Los Tigres Asiáticos y el Modelo del Estado Desarrollista
El desafío empírico más poderoso tanto para la teoría de la modernización como para la teoría de la dependencia provino del extraordinariamente rápido desarrollo económico de los "Cuatro Tigres Asiáticos": Corea del Sur, Taiwán, Hong Kong y Singapur, quienes lograron tasas de crecimiento económico que promedian del 7 al 9 por ciento anual durante tres décadas, transformándose de sociedades pobres y principalmente agrarias en economías industriales avanzadas en una sola generación.
Las estrategias de desarrollo de los Tigres Asiáticos tenían varias características distintivas. La primera fue la fuerte intervención estatal activa en la economía, lo que los académicos llamaron el "Estado desarrollista," en el que una burocracia técnicamente competente y relativamente no corrupta dirigía activamente la inversión, el crédito y la tecnología hacia industrias estratégicas. En Corea del Sur, esta estrategia se implementó a través de los chaebols, grandes conglomerados industriales de propiedad familiar como Samsung, Hyundai, LG, Daewoo y Lotte. El gobierno coreano bajo Park Chung-hee dirigía el crédito subsidiado a los chaebols con la condición de que cumplieran con los objetivos de exportación y los estándares de rendimiento. Esta combinación de dirección estatal y disciplina de mercado produjo empresas de clase mundial en industrias que van desde el acero y la construcción naval hasta los semiconductores y los automóviles en un período notablemente corto.
La segunda característica fue un énfasis extraordinariamente fuerte en la educación. Todas las economías de los Tigres Asiáticos invirtieron fuertemente en educación masiva, logrando tasas de alfabetización casi universales y altas tasas de matriculación en la escuela secundaria antes de que comenzara su rápido crecimiento. La tercera característica fue que varios países del Tigre Asiático, especialmente Corea del Sur y Taiwán, realizaron programas de reforma agraria en las décadas de 1950 y 1960 que redistribuyeron la tierra agrícola de los grandes terratenientes a los pequeños agricultores. La reforma agraria sirvió a múltiples objetivos de desarrollo: aumentó la productividad agrícola al dar a los agricultores un interés personal en su tierra; generó una distribución más equitativa del ingreso que creó demanda doméstica de bienes de consumo a medida que avanzaba la industrialización; y redujo el poder político de las élites terratenientes que de otro modo podrían haber resistido las políticas de desarrollo industrial que amenazaban su posición.

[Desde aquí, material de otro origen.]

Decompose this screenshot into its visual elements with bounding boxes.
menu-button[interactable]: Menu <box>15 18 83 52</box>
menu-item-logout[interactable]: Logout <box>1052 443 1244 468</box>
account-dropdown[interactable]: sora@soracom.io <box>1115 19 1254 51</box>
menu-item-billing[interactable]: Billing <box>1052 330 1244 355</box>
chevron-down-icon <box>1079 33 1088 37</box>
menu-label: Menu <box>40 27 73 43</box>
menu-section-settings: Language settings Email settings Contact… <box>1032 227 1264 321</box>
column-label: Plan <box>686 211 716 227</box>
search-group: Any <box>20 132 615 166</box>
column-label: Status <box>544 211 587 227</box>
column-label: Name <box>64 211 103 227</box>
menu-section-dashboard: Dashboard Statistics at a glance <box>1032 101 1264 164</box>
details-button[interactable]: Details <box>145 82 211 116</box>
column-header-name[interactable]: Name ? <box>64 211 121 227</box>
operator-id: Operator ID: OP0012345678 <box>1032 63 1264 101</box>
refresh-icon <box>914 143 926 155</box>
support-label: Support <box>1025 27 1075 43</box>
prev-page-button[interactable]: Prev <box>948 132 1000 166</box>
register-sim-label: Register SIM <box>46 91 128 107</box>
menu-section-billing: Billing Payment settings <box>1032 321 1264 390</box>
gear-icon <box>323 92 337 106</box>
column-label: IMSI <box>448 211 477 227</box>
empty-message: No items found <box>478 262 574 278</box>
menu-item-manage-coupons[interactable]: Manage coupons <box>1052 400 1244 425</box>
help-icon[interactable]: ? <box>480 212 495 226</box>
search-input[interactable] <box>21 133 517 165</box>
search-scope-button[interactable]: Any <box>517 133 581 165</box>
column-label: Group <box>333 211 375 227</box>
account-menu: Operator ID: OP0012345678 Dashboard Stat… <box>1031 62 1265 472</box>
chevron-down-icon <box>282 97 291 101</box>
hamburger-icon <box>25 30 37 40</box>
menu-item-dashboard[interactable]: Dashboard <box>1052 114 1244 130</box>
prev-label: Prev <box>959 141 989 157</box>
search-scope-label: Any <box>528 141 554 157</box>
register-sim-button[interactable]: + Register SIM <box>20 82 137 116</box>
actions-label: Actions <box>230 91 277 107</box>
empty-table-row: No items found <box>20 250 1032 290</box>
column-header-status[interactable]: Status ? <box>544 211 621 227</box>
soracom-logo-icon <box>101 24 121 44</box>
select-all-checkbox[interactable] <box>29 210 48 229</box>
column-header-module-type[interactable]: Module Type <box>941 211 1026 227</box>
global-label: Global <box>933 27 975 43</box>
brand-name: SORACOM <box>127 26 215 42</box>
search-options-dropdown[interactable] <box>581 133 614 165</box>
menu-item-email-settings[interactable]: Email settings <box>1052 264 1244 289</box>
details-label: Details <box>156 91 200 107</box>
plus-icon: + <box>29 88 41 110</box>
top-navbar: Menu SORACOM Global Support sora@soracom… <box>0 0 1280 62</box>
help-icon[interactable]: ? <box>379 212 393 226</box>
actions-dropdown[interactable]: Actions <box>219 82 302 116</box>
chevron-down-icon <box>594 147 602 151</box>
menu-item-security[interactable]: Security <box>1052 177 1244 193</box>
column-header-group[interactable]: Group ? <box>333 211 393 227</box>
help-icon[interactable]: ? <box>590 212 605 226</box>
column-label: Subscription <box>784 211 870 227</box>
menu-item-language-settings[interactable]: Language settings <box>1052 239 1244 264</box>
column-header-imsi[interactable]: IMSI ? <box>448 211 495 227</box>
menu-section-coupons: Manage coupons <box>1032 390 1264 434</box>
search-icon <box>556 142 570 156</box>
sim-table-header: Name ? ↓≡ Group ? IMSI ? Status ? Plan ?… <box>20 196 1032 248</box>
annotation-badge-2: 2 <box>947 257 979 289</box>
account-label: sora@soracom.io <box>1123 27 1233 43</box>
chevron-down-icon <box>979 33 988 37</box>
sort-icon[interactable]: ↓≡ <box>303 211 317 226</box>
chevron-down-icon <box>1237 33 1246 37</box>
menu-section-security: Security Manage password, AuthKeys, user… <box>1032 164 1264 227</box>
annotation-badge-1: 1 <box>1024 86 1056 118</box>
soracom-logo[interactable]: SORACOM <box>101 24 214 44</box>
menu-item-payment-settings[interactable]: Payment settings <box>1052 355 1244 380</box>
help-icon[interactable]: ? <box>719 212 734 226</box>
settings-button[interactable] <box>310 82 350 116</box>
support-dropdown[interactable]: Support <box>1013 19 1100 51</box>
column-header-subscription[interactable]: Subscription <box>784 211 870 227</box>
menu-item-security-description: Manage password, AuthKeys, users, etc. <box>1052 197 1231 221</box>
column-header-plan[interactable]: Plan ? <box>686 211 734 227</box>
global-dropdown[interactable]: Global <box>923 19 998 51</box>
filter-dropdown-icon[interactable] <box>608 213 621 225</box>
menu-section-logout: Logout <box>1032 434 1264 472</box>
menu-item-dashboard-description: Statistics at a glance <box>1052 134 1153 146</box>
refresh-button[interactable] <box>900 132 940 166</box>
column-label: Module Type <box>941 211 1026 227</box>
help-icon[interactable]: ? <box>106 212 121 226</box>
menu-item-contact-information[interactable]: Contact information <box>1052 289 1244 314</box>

La cuarta característica fue la orientación exportadora en lugar de la sustitución de importaciones del modelo latinoamericano. En lugar de proteger las industrias domésticas detrás de barreras arancelarias de la competencia internacional, las economías del Tigre se dirigieron deliberadamente a los mercados de exportación, utilizando la disciplina de la competencia internacional para obligar a las industrias domésticas a alcanzar estándares de calidad y costo de clase mundial.
El modelo de desarrollo de China desde finales de la década de 1970 comparte muchas características con el modelo del Tigre pero tiene sus propias características distintivas. Bajo las reformas de Deng Xiaoping que comenzaron en 1978, China abrió gradualmente su economía a las fuerzas del mercado y la inversión extranjera mientras mantenía el monopolio político del Partido Comunista. Las Zonas Económicas Especiales (ZEE), comenzando con Shenzhen, adyacente a Hong Kong, se establecieron como zonas experimentales donde la inversión extranjera y los mecanismos de mercado estaban permitidos bajo condiciones que no prevalecían en otras partes de China. El extraordinario éxito de estas zonas, que atrajeron enormes inversiones extranjeras y se industrializaron rápidamente, llevó a la extensión gradual de las reformas de mercado en toda la economía.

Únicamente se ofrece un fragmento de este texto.